結論から言うと、ワークスペースの「削除」は、プライマリーオーナーのみが行える「データの完全消去」であり、一度実行すると二度と復元できません。一方で「退出(解除)」は、自分だけがそのワークスペースから抜ける操作であり、他のメンバーや過去のメッセージには影響を与えません。
役割や目的に応じた正しい手順と、取り返しのつかない事態を防ぐための注意点を解説します。
ワークスペースの削除・退出前に必ず確認すべきリスク
特にワークスペースの削除を行う場合、その影響は全メンバーに及びます。マネージャー層は以下のリスクを必ず再確認してください。
- 削除後のデータ復元は不可能: ワークスペースを削除すると、すべてのメッセージ、ファイル、アプリ連携、設定が永久に消去されます。Slack社に依頼しても復元はできません。
- バックアップの作成: 重要な資産が含まれる場合は、削除前に「データのエクスポート」を完了させ、JSON形式のバックアップを手元に保存しておきましょう。

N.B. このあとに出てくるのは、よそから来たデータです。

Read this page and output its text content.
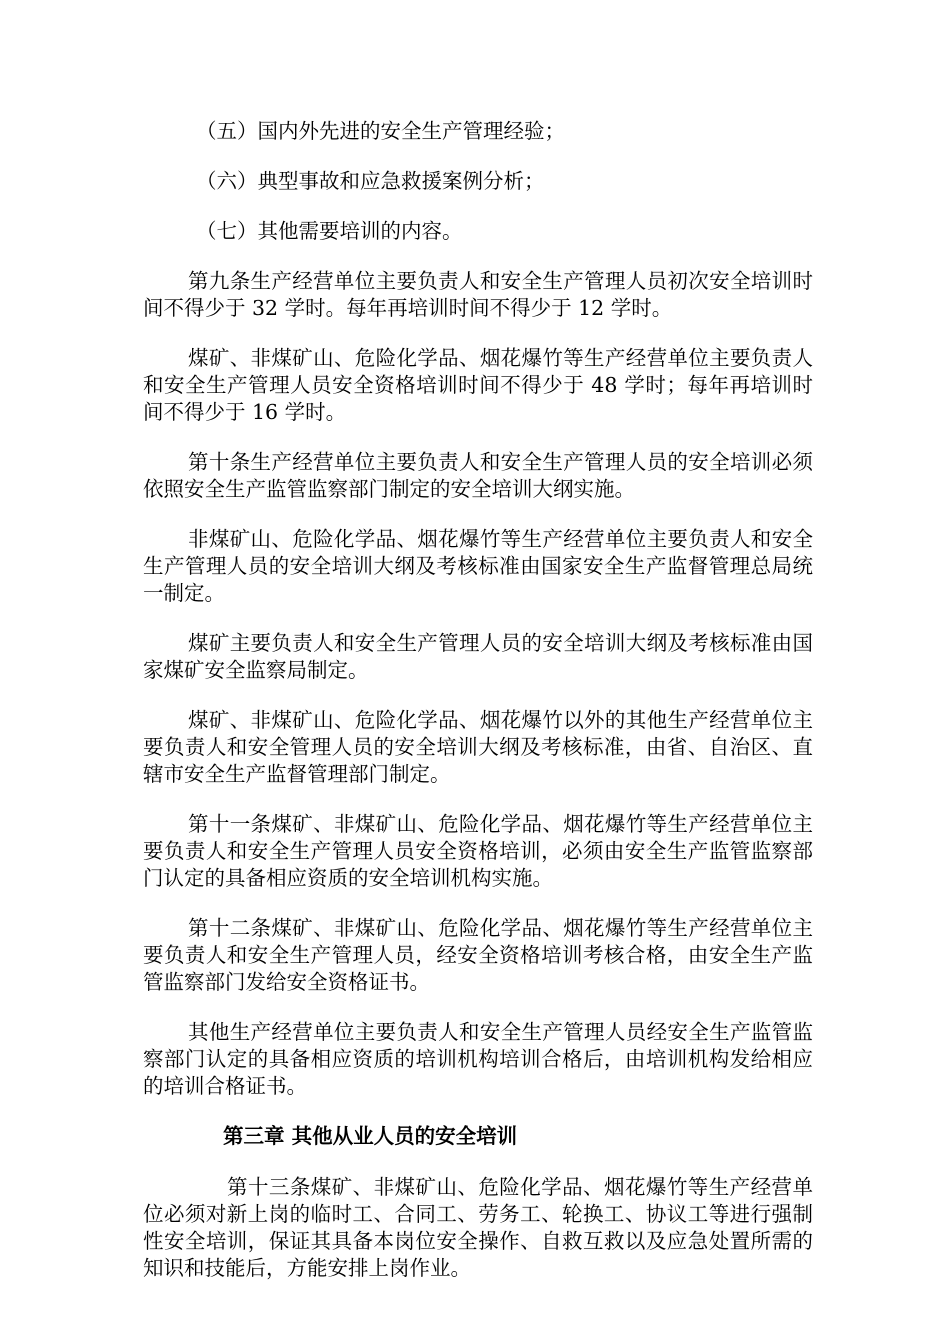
（五）国内外先进的安全生产管理经验；

（六）典型事故和应急救援案例分析；

（七）其他需要培训的内容。

第九条生产经营单位主要负责人和安全生产管理人员初次安全培训时间不得少于 32 学时。每年再培训时间不得少于 12 学时。

煤矿、非煤矿山、危险化学品、烟花爆竹等生产经营单位主要负责人和安全生产管理人员安全资格培训时间不得少于 48 学时；每年再培训时间不得少于 16 学时。

第十条生产经营单位主要负责人和安全生产管理人员的安全培训必须依照安全生产监管监察部门制定的安全培训大纲实施。

非煤矿山、危险化学品、烟花爆竹等生产经营单位主要负责人和安全生产管理人员的安全培训大纲及考核标准由国家安全生产监督管理总局统一制定。

煤矿主要负责人和安全生产管理人员的安全培训大纲及考核标准由国家煤矿安全监察局制定。

煤矿、非煤矿山、危险化学品、烟花爆竹以外的其他生产经营单位主要负责人和安全管理人员的安全培训大纲及考核标准，由省、自治区、直辖市安全生产监督管理部门制定。

第十一条煤矿、非煤矿山、危险化学品、烟花爆竹等生产经营单位主要负责人和安全生产管理人员安全资格培训，必须由安全生产监管监察部门认定的具备相应资质的安全培训机构实施。

第十二条煤矿、非煤矿山、危险化学品、烟花爆竹等生产经营单位主要负责人和安全生产管理人员，经安全资格培训考核合格，由安全生产监管监察部门发给安全资格证书。

其他生产经营单位主要负责人和安全生产管理人员经安全生产监管监察部门认定的具备相应资质的培训机构培训合格后，由培训机构发给相应的培训合格证书。

第三章 其他从业人员的安全培训

第十三条煤矿、非煤矿山、危险化学品、烟花爆竹等生产经营单位必须对新上岗的临时工、合同工、劳务工、轮换工、协议工等进行强制性安全培训，保证其具备本岗位安全操作、自救互救以及应急处置所需的知识和技能后，方能安排上岗作业。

- 有料プランの解約: 有料プランを契約している場合は、ワークスペースを削除する前に必ず「プランのキャンセル(ダウングレード)」を行い、請求を止めておく必要があります。
【インサイト】「削除」と「退出」の影響範囲比較
| 項目 | ワークスペースを「削除」する | ワークスペースから「退出」する |
| 実行できる権限 | プライマリーオーナーのみ | 全メンバー(自分自身) |
| データの行方 | すべて完全に消去される | メッセージやファイルは残る |
| 他のメンバー | 全員がアクセス不可になる | 引き続き利用可能 |
| 再利用 | 不可能(新規作成が必要) | 招待があれば再参加可能 |
専門家の視点
「『プロジェクトが終わったから削除しよう』と安易に考えるのは危険です。将来的に『あの時の決定事項を確認したい』というニーズが発生する可能性があるなら、削除ではなく、単に全メンバーがワークスペースから『退出』し、無料プランで放置(アーカイブ状態に)しておくのが、最もリスクの低い運用方法です。」
ワークスペースを削除・退出する手順
PCブラウザの管理画面から操作を行います。
パターンA:ワークスペースを完全に「削除」する(オーナーのみ)
- 管理画面へ: 左上のワークスペース名をクリックし、「ツールと設定」>「ワークスペースの設定」を開きます。
- 削除メニューを表示: 設定ページを一番下までスクロールし、「ワークスペースを削除する」をクリックします。
- 最終確認と実行: リスクを理解した旨のチェックを入れ、パスワードを入力して確定させます。
パターンB:自分だけが「退出」する(メンバー向け)
- プロフィールの設定: 左上のワークスペース名をクリックし、「[ワークスペース名] を退出する」を選択します。
- 確認: 退出後のメッセージの扱いや再参加の条件を確認し、確定ボタンをクリックします。
- ※自分が「プライマリーオーナー」の場合は、他の人にオーナー権限を譲渡してからでないと退出できません。
よくある質問(FAQ)
Q. 削除したワークスペースの名前やURLは再利用できますか?
はい。ワークスペースを削除すると、その名前とURL(サブドメイン)は再び「空き」の状態になります。そのため、新しいワークスペースを作成する際に同じURLを再度取得して使用することが可能です。
Q. 退出した後、自分の投稿したメッセージを消すことはできますか?
いいえ。退出した後は、そのワークスペースにアクセスできなくなるため、自分でメッセージを編集・削除することはできません。自分の投稿を消したい場合は、必ず「退出する前」に手動で削除しておく必要があります。
Q. プライマリーオーナーが不在(連絡不能)の場合、削除できますか?
セキュリティ上の理由から、管理者であってもプライマリーオーナー以外の人が勝手に削除することはできません。オーナーが退職などで不在の場合は、Slackの公式サポートに相談してオーナー権限の譲渡手続きを行う必要があります。